I don’t mean to say that only planets excite the public imagination: Hubble’s remote probing of the universe became a people’s mission, so much so that when NASA considered abandoning it, popular interest prevented that from happening. I believe that the public is more scientifically curious and literate than is often assumed and that the possibilities of new discoveries about ourselves, other worlds, and the universe is what drives the space program. This even applies to the human space program, where I assert, based on 30 years leading the largest space interest group in the world, that the public perception is that humans are on a path outward to explore new worlds. Almost all of the popular talks I have given about planetary exploration have had a questioner in the audience ask either if humans were part of the existing Mars missions or when they would land there.

But, even with the need for additional funding, the James Webb Space Telescope is still the right priority for astrophysics and astronomy. The end will justify the effort.

As always (or, at least, as usual) I have a political point to make. The James Webb Space Telescope is significantly over budget, and its scheduled launch date is delayed. This is causing a big problem in space science and for NASA. It also is a political problem. As one Congressional aide put it to me two years ago in the context of Mars Science Laboratory (also delayed and over-budget), “we hate to be told just ‘suck it up,’ when this kind of problem emerges—even when that is the right answer.”

But the James Webb Space Telescope is an important project with significant public appeal so it is my view that “suck it up,” is the right answer, although NASA must take corrective management actions as well. The public interest in Hubble discoveries despite the early crisis of the defective mirror, and with the Mars Exploration Rovers despite the twin failures of Mars missions in 1999, demonstrates that they know exploring the unknown often will entail unknown problems. But exploring the unknown is the reason for NASA’s existence.

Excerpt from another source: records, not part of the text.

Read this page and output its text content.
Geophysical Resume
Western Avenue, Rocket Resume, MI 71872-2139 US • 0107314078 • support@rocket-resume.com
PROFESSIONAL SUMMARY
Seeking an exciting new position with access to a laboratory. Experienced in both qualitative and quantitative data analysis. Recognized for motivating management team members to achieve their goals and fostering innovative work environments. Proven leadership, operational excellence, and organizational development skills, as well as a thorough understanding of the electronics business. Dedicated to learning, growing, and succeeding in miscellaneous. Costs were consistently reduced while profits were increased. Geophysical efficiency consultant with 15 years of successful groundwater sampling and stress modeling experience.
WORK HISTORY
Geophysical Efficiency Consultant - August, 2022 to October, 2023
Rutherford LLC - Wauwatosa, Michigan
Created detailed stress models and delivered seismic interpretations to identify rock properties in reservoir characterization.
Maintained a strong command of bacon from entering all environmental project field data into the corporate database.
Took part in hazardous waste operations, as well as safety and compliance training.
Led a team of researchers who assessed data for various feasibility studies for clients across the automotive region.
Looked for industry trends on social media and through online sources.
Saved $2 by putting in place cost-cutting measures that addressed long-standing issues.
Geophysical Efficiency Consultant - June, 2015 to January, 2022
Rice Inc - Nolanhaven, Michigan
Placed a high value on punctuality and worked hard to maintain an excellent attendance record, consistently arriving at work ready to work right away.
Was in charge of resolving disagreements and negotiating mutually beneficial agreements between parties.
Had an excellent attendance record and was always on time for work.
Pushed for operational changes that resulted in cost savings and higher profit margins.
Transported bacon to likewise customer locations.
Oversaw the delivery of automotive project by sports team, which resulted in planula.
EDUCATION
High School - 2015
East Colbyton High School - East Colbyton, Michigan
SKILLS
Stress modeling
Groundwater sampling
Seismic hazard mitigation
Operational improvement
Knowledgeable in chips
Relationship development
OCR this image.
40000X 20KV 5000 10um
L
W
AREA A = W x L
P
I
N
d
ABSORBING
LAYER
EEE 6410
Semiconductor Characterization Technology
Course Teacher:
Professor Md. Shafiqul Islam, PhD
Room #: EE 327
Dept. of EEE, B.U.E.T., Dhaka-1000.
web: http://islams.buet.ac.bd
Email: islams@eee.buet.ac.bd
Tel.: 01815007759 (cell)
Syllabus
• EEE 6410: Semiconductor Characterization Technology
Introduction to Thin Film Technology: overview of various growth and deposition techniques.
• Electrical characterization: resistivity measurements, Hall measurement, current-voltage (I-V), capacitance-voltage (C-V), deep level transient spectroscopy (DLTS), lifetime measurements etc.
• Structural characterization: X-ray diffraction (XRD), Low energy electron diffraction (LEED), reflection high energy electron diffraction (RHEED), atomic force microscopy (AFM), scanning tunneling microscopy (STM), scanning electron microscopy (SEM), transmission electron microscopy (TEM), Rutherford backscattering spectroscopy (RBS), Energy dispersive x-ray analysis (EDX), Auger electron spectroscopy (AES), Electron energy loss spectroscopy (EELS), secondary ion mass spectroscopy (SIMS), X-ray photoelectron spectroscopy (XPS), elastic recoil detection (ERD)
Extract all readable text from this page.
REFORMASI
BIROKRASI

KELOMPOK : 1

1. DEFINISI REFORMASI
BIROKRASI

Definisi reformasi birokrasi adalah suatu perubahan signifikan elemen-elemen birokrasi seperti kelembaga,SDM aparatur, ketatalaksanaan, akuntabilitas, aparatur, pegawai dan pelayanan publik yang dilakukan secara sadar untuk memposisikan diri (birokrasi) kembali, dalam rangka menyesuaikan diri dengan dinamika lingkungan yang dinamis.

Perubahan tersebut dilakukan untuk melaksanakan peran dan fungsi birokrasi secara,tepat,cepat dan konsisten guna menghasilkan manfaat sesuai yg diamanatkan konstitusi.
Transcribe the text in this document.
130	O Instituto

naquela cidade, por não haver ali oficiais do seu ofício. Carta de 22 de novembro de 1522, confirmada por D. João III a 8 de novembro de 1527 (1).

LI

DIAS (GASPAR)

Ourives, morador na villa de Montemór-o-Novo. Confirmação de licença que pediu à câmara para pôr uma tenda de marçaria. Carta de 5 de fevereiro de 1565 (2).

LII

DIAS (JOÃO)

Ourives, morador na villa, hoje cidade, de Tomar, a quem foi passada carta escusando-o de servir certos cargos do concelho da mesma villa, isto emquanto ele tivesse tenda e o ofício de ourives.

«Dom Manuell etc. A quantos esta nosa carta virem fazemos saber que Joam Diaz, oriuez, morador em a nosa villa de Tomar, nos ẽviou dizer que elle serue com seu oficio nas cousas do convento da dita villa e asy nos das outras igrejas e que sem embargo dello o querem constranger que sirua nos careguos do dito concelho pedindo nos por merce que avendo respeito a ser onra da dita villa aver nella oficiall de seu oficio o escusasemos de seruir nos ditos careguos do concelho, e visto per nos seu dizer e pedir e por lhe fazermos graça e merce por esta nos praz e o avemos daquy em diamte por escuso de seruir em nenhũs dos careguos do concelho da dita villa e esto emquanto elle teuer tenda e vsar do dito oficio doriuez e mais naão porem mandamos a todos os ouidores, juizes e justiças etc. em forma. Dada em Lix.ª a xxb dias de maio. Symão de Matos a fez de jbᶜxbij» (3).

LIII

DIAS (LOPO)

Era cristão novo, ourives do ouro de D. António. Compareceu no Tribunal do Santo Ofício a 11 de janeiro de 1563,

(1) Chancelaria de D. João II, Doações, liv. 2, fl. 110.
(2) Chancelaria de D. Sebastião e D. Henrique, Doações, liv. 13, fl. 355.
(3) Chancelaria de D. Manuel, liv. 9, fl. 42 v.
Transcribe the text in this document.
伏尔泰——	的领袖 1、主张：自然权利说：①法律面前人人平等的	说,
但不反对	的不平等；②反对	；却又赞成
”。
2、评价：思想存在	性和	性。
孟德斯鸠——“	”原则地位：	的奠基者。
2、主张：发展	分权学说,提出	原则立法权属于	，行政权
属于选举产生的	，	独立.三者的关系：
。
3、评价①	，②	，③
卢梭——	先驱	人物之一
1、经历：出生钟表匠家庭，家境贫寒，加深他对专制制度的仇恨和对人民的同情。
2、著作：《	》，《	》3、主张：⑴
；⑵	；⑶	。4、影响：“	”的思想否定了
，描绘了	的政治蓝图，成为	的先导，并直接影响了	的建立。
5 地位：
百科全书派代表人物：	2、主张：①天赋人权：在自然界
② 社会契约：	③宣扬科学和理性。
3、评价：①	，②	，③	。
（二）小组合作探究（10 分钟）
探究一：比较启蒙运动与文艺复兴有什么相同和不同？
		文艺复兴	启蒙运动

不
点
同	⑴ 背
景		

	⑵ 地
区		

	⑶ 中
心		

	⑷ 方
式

I don’t support writing blank checks to projects in trouble. And since I personally am advocating a new start on the Europa Jupiter System Mission, accelerated efforts on the Mars 2018 lander, and a start on Mars Sample Return (as well as a host of smaller missions with big goals), I am very concerned about the effect of the James Webb Space Telescope budget increase. But, even with the need for additional funding, the James Webb Space Telescope is still the right priority for astrophysics and astronomy. The end will justify the effort. Let’s be sure that public interest plays a strong role in considerations for political and financial support when determining NASA’s new budget.